Colourful driving

Full steam ahead with the LED steering wheel

Lighting up steering wheels with Polycontact Ltd: Thomas Zaugg and his team are developing innovative visual warning systems for cars.

Even now in 2020, the concept of semi-autonomous or even fully autonomous driving still sounds a little futuristic. While 15 years ago we were still dreaming of a world where your car could creep along behind the behind the person in front in a traffic jam, be it so you could put the time to good use reading up on meeting notes, or so you could lose yourself in the landscape in a meditative state, the concept isn’t half as utopian as it was back then.

If you look out of the conference room at the passing traffic, you have to keep in mind that, in actual fact, many of today’s vehicles are already semi-autonomous or at least semi-automatic. This starts with sensors that detect whether you are strapped in or not and extends as far as automatic steering and driving – and Polycontact switches or sensors are built into almost all models of Mercedes, Porsche, Audi or VW, of which there are millions worldwide. While until recently it was seatbelt buckle switches or sensors for convertible roofs or spoiler covers, the challenge for Thomas Zaugg, Head of the Development Department of the Chur-based company for almost three years, is a new innovation: visual warning systems for autonomous driving. More specifically: an LED display built into the steering wheel which, in addition to the acoustic signal, indicates to the driver when it is time for the driver to intervene.

Crucial fine-tuning

The colours for this are as crucial as they are intuitive: green means that the driver can relax; red means stay alert. “That sounds simple,” Thomas Zaugg. But this involves lots of switches and sensors. “The trick is to design these in such a way as to keep the production costs as low as possible and to ensure the product works at all temperatures and in all weathers. In other words, to ensure these are 100 per cent effective, because people’s lives depend on it.” And there are other challenges in the development and manufacturing process: the light should be homogeneous and should not disturb the driver, at night it shouldn’t be as bright as in the day, and the application and its components must be crash-proof.

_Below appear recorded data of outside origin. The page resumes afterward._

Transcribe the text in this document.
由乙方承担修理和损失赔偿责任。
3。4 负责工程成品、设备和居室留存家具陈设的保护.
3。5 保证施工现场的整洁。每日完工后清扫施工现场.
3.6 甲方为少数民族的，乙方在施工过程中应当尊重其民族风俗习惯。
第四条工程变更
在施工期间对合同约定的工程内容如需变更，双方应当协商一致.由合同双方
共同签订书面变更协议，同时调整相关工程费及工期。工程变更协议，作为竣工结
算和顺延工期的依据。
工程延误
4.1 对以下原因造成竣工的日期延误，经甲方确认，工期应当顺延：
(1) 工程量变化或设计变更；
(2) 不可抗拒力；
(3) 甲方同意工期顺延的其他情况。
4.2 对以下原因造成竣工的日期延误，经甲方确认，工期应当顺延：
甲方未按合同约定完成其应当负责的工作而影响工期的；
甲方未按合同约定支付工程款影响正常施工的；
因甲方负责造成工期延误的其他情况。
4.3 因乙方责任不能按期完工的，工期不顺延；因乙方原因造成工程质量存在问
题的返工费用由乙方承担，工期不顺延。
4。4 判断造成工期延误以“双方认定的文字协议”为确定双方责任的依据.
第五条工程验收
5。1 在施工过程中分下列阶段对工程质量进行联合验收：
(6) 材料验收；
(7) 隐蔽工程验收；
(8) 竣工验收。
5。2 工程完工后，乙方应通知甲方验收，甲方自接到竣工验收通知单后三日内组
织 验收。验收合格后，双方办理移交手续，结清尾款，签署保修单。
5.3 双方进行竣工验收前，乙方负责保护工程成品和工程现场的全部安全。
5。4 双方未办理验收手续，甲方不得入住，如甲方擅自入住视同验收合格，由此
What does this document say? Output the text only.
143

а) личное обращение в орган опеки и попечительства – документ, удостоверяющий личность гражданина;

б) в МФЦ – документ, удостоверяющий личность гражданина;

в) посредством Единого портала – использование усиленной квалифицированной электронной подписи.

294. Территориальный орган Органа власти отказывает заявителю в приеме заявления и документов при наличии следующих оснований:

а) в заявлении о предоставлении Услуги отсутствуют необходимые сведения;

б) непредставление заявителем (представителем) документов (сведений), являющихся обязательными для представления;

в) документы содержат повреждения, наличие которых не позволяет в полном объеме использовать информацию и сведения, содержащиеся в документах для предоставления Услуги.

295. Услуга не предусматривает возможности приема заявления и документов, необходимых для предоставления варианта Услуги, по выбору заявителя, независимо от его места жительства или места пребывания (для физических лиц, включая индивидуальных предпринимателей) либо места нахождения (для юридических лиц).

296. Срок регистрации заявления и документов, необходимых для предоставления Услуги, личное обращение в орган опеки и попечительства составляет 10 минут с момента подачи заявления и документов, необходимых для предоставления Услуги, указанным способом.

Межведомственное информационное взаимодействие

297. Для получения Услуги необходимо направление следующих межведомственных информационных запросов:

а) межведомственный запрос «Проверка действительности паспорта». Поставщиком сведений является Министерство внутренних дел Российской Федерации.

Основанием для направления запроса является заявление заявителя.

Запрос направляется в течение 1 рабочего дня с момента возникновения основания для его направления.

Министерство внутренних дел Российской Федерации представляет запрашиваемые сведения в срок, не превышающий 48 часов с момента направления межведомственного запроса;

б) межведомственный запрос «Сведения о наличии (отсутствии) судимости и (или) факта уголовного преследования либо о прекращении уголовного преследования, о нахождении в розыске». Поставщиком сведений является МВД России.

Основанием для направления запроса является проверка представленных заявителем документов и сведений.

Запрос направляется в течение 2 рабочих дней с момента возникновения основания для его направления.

The trend is generally moving in the direction of electric cars – in-vehicle infotainment and entertainment have almost become a standard feature in everything from small cars to luxury range saloons. Needs are changing, and demand is growing. So future expansion at Polycontact Ltd is set to focus above all on the development areas of optics and electronics. CEO Hanspeter Gauer explains: “As a small company with 280 members of staff at two locations in Switzerland and the EU country Romania, we are ideally positioned for this. We can offer fast, innovative solutions.”


A giant step towards more driving comfort

Customer demand is huge, and progress is fast, much faster than for previous trends in the automotive industry. While it used to take roughly six years from the presentation to the series launch of a feature with all the safety tests and approval procedures, nowadays this takes just three to four years. Polycontact Ltd has worked solidly on the development, optimisation and production of the new visual warning system both in its factory in Chur and in Romania since the initial presentation at a consumer fair in 2017 and the trade fair prototype launch at the International Automobile Exhibition (IAA) 2019. The LED steering wheel is already scheduled for the start of series production in a luxury class vehicle for 2022, the make of which Hanspeter Gauer is not yet at liberty to share. In most cases innovations like these start out in the luxury segment and then, a little later, emerge as a standard feature appearing in other classes too. All indicators point to “full steam ahead” for the Polycontact LED steering wheel – and the likelihood that the average driver will be able to give their hands a break from the steering wheel every now and then.